Struggling to hear a conversation at a cocktail party, the last thing we humans want is the background racket to get louder. North American paddlefish (Polyodon spathula), would never be such party poopers. For, as new work in Nature1 shows, they are all for 'noisier' background hubbub – it helps them hunt fish.

Paddlefish graze on microscopic animals or 'zooplankton' called 'Daphnia'. As vision is not much use in the muddy waters of the rivers that they call home, paddlefish have evolved another way of finding their prey. They have a long antennae – like a radio aerial – in front of their mouths that detects low-frequency oscillating electric fields. These sensitive organs can pick up the tiny electric fields produced by other organisms. With its antennae a hungry paddlefish can sense Daphnia from a distance of four centimetres.

Common sense would suggest that the ability of these fish to detect dinner should decrease if, in addition to the electrical signals that the prey produce, the water is pervaded by a background electrical noise, akin to the hiss of radio 'static'. The noise would, you'd expect, obscure the signal.

But David Russell and colleagues from the University of Missouri at St Louis have been investigating a counter-intuitive effect of background noise called 'stochastic resonance', in which the noise actually helps an information-laden signal to be transmitted more clearly. In systems that show stochastic resonance, there is an optimal level of noise for signal transmission. Increasing or decreasing the noise level results in poorer transmission.

Stochastic resonance was first detected in geological records of past climate change, where random fluctuations in climate have contributed to the 100,000-year recurrence time of the ice ages. It was later demonstrated in electronic circuits, and led to speculations that the neural wiring of sensory systems in living organisms might have evolved to take advantage of stochastic resonance. Given that most natural environments are full of random fluctuations – or 'noise' – of all sorts, it seemed likely that natural selection would have guided organisms towards using the noise rather than fighting it.
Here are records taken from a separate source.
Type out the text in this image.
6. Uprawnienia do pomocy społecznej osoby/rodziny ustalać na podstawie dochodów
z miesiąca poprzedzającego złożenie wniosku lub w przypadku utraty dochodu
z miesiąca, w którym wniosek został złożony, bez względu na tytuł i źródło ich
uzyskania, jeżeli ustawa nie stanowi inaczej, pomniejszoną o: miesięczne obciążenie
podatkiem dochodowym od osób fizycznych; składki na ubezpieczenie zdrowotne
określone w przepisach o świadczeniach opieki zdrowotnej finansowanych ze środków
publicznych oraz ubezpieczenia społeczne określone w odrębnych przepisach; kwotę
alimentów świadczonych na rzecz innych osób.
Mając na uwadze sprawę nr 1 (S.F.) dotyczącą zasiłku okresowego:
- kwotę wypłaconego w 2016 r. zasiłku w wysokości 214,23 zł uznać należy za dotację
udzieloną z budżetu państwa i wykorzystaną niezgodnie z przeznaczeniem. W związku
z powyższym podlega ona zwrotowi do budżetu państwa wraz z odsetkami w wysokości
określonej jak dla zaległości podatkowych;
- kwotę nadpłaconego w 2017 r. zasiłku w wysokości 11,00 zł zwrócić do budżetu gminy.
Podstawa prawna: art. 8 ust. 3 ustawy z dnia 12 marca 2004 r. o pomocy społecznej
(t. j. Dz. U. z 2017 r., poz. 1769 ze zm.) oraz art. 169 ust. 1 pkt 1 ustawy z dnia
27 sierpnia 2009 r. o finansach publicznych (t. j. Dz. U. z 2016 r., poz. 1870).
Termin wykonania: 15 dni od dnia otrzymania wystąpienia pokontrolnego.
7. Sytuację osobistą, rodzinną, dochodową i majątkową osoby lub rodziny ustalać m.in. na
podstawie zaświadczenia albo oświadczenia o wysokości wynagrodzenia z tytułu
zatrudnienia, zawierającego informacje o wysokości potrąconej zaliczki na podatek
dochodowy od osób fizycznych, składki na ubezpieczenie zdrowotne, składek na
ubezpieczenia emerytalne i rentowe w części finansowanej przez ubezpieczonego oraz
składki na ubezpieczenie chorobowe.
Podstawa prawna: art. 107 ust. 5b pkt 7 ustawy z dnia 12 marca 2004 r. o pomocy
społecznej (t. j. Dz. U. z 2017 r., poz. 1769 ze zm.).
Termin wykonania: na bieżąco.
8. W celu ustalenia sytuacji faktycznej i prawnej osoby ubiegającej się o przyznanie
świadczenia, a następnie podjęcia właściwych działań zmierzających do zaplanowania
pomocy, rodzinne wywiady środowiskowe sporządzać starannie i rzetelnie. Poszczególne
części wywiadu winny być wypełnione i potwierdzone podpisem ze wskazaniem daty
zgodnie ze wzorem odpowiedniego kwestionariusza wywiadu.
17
Russell's colleagues Frank Moss and Lon Wilkens were part of a team that, in 1993, demonstrated this to be so (see Nature 365, 337; 1993). They showed that hair cells in crayfish, which sense directional flow in surrounding water, are more efficient detectors of motion when the water is disturbed by a low level of turbulent 'noise' than when there is none.

But this does not prove that crayfish actually make use of stochastic resonance, rather than just experiencing it. So Russell's group set out to see whether paddlefish, whose detectors sense electrical rather than mechanical signals, are better able to locate plankton during feeding with or without background noise.

They let the fish feed in a flowing stream of water pervaded by a random electric field. As the researchers stepped up the amplitude of the electrical noise (akin to turning up the volume of a untuned radio), the fish were able to detect Daphnia plankton from further afield until an optimal noise level was reached. Beyond this, the fish's feeding range declined as the noise truly started to interfere with signal detection.

Of course, fish aren't able to generate their own noisy electric fields to aid their feeding sprees. Conveniently, their hapless prey do it for them. While each individual plankton sends out an electrical signal that betrays its presence, a whole population produces a general buzz of background noise, of which paddlefish seem to have evolved to make the best use.